Tweede middel: onjuiste keuze door de wetgever van de Europese Unie van de rechtsgrondslag voor het bestreden besluit en de bestreden verordening, aangezien de sancties werden goedgekeurd tegen verzoekster en haar leden, die geen overheidsentiteiten maar rechtspersonen zijn, die door de VN-Veiligheidsraad niet op de lijst zijn geplaatst.
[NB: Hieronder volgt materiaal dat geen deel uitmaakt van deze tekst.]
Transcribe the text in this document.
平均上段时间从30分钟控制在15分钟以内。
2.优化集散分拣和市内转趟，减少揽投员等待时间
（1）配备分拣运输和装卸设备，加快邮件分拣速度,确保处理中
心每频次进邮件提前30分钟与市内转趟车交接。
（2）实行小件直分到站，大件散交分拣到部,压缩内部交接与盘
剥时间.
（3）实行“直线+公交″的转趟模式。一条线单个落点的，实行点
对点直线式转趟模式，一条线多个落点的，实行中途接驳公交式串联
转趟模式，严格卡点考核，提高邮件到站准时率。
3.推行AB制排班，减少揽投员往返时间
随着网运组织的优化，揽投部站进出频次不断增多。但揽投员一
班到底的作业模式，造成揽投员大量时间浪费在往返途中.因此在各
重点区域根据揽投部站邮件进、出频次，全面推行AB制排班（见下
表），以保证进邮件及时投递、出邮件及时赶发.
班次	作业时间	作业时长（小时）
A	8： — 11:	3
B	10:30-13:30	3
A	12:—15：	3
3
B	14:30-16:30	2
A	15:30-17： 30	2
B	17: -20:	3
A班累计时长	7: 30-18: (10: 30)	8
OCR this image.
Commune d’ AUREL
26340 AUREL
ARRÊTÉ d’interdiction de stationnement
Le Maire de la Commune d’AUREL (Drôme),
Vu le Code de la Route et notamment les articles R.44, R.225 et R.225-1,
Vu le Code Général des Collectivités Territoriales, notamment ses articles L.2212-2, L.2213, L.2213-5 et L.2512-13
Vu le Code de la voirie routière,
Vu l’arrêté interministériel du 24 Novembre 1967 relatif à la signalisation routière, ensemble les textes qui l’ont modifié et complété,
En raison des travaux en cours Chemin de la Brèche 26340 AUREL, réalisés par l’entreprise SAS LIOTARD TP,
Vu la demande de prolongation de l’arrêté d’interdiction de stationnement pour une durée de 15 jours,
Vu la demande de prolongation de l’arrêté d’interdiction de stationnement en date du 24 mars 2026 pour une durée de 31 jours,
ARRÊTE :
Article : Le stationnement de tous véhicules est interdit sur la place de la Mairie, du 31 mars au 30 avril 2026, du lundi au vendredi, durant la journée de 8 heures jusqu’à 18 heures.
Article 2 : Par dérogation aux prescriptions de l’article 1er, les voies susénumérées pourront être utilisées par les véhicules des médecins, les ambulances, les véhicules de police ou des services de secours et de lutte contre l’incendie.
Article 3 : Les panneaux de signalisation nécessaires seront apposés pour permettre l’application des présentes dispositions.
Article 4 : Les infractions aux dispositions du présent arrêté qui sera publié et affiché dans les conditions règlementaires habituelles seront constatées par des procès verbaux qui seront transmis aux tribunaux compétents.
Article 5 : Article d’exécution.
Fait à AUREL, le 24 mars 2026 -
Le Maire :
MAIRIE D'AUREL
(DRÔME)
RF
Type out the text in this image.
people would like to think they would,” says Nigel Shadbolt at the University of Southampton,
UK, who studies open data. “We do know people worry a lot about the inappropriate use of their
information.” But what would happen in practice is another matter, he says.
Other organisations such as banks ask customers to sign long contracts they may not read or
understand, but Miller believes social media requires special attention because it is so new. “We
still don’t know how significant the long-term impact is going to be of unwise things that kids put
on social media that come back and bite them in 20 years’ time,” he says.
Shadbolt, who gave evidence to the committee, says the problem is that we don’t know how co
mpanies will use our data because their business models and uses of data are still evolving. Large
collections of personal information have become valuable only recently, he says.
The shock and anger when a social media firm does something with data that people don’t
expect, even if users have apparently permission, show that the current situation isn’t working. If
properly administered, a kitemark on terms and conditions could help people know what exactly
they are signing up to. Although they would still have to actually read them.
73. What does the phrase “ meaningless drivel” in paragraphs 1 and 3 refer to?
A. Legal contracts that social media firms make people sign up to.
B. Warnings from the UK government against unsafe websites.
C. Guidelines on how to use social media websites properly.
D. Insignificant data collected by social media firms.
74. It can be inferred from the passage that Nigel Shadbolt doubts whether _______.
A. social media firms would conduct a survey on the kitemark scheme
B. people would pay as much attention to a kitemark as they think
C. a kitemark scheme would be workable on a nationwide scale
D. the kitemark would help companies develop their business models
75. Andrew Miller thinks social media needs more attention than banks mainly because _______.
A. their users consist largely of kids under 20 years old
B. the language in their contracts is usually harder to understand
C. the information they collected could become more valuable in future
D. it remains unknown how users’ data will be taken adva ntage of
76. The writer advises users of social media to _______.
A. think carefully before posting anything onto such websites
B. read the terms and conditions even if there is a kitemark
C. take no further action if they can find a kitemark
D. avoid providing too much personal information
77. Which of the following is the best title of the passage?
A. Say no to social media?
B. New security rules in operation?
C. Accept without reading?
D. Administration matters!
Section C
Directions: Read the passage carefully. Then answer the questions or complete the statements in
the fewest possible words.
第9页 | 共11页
In dit verband voert verzoekster aan dat:

hoewel artikel 29 VEU en artikel 215 VWEU als rechtsgrondslag zijn gerechtvaardigd indien de instellingen van de Unie toezien op de naleving van de resolutie van de VN-Veiligheidsraad, zij niet noodzakelijkerwijs zijn gerechtvaardigd indien bestuurlijke maatregelen als het bevriezen van tegoeden van rechtspersonen en niet van overheidsentiteiten worden goedgekeurd;

de bestreden handelingen hadden moeten worden goedgekeurd op grond van artikel 75 VWEU om aldus het Europees Parlement erbij te betrekken in het kader van de medebeslissingsprocedure.

3)

Derde middel: het bestreden besluit en de bestreden verordening werden vastgesteld in strijd met de beginselen van gelijkheid en non-discriminatie, aangezien de gelijkaardige besluiten werden vastgesteld op basis van een andere rechtsgrondslag, met name artikel 75 VWEU, en bijgevolg in een kader dat door het Europees Parlement en de Raad geboden juridische waarborgen bevat, hetgeen niet het geval was voor de bestreden handelingen die verzoekster betreffen.

4)

Vierde middel: de bestreden handelingen werden vastgesteld in strijd met verzoeksters recht van verdediging en, in het bijzonder, haar recht op een eerlijk proces, aangezien:

verzoekster geen bewijsstukken of documenten tot staving van de aantijgingen van de Raad ontving en aangezien de bijkomende aantijgingen, die in 2009 werden geuit ter aanvulling van het besluit van 2008 en in 2010 werden bevestigd, erg vaag en onduidelijk waren en het voor verzoekster aantoonbaar onmogelijk was om erop te antwoorden;

aan verzoekster toegang tot het bewijsmateriaal werd geweigerd en ook het recht om te worden gehoord;

er geen afdoende motivering was gegeven met betrekking tot de bestreden handelingen, hetgeen een schending uitmaakt van verzoeksters recht op een effectieve rechterlijke bescherming.

5)

Vijfde middel: de bestreden handelingen schenden de beginselen van behoorlijk bestuur en gewettigd vertrouwen op grond van dezelfde redenen als in het vierde middel uiteengezet.

6)

Zesde middel: de Raad bleef in gebreke kennis te geven van zijn besluit alsook van de redenen voor de plaatsing op de lijst, in strijd met artikel 36, lid 3, alsmede artikel 36, lid 4, van verordening nr. 961/2010 dat voorziet in de toetsing van het besluit indien opmerkingen worden ingediend.

7)

Zevende middel: kennelijke beoordelingsfout en misbruik van bevoegdheid bij de toepassing op verzoekster van besluit 2010/413/GBVB van de Raad van 26 juli 2010, aangezien de Raad een verkeerde uitlegging gaf aan artikel 20, lid 1, sub b, van dat besluit door te besluiten dat verzoeksters activiteiten, zoals beschreven in de bestreden handelingen, voldoen aan de voorwaarden om te worden beschouwd als activiteiten waartegen maatregelen moeten worden genomen.

8)

Achtste middel: schending van het evenredigheidsbeginsel en van het eigendomsrecht, aangezien de Raad geen rekening heeft gehouden met de beslissing van de VN-Veiligheidsraad, hetgeen zou moeten leiden tot de niet-toepasselijkheid van artikel 20, lid 1, sub b, van besluit 2010/413/GBVB van de Raad van 26 juli 2010.


(1)  PB L 281, blz. 81.

(2)  PB L 28, blz. 81.

(3)  Besluit 2010/413/GBVB van de Raad van 26 juli 2010 betreffende beperkende maatregelen tegen Iran en tot intrekking van gemeenschappelijk standpunt 2007/140/GBVB (PB L 195, blz. 39).